Perhaps it’s completely unimportant, his dream ?
He works in the daytime. All kind of people around him.
He laughs, always friendly, considerate, offends no-one.
Then there’s the relief of the guard; other men and women, doing the same work, but in their own way, slightly quicker, a little more punctual, with more
sense of responsibility, and also slower, much slower sometimes…
Then the men/women from before, from before these men and women, return,
to backslide immutably into their alternative reading of the common repetition.
Building their submarines, their pieces of furniture, her novel…
And when they do not work, they step back to eat, to sleep.
Unaltered and silent.
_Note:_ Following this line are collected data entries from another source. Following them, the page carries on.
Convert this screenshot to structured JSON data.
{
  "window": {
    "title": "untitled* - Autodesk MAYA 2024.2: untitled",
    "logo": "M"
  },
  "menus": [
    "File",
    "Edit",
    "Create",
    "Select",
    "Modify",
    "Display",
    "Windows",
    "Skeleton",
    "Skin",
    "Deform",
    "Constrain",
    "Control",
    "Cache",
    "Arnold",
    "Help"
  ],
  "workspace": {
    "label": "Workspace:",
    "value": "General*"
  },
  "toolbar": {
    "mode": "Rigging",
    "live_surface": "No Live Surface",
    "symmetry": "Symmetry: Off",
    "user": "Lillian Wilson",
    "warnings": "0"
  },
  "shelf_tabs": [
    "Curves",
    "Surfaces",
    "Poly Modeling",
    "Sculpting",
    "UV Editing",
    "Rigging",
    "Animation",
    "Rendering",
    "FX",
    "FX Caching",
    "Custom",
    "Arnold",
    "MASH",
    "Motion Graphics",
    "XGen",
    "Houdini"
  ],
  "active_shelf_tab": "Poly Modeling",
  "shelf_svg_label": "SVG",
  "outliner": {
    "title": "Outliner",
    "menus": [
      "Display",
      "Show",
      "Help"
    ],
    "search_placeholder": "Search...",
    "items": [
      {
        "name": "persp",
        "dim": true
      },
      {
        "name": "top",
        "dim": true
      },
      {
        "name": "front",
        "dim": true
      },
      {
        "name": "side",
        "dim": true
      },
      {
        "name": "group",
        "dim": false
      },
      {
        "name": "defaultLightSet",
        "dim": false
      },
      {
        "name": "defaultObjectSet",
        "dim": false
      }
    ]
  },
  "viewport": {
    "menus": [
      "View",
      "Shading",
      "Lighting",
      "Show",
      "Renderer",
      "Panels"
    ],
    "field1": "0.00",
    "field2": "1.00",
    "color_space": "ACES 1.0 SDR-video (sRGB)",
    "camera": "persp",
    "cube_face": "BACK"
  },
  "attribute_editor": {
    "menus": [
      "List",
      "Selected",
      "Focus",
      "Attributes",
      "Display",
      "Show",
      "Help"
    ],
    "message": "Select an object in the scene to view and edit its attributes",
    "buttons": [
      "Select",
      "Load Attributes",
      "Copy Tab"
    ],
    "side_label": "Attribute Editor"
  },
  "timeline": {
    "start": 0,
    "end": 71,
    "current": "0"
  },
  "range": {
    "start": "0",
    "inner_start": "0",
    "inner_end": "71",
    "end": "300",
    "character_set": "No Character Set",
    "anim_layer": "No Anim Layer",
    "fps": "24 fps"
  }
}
In tensed silence.
Who is to tell what he’s experiencing, restlessly turning and tossing in his bed ?
Perhaps it’s completely unimportant, his dream?
Eating and resting.
Not acting for a moment, there where the shower, the tea-kettle, the radio are.
That’s where the truth lies, in the thoughtless stare at the zigzag of a fly,
the wriggling forelegs on the wallpaper.
There.
PJvR
15-08-96
In 1995 I came into the possession of a book by Marguerite Duras.
It was ‘The Afternoon of Mr Andesmas’.
I had found the literary equivalent of what I was looking for in musical notes.
A book about waiting, a book written in concentrated, angular sentences.
A static piece of literature, intensely consuming, although why is not immediately clear.
I spent the entire summer of 1995, and many hours since, engrossed in books by Duras.
‘Acting, not acting for a short time’ was the first of a series of works inspired by Duras’ writings and her attitude.
PJvR
15-08-2006
“To find oneself in a hamlet, someplace far away in a hamlet, in almost total isolation
and to discover that only authorship will mean salvation. Not to have a single
subject for a book, not to have a single idea for a book, that is the confrontation,
time and again, with a book. An impossible void. A possible book. The
confrontation with nothing. With something like alive and naked writing, almost terrible, terrible to overcome.”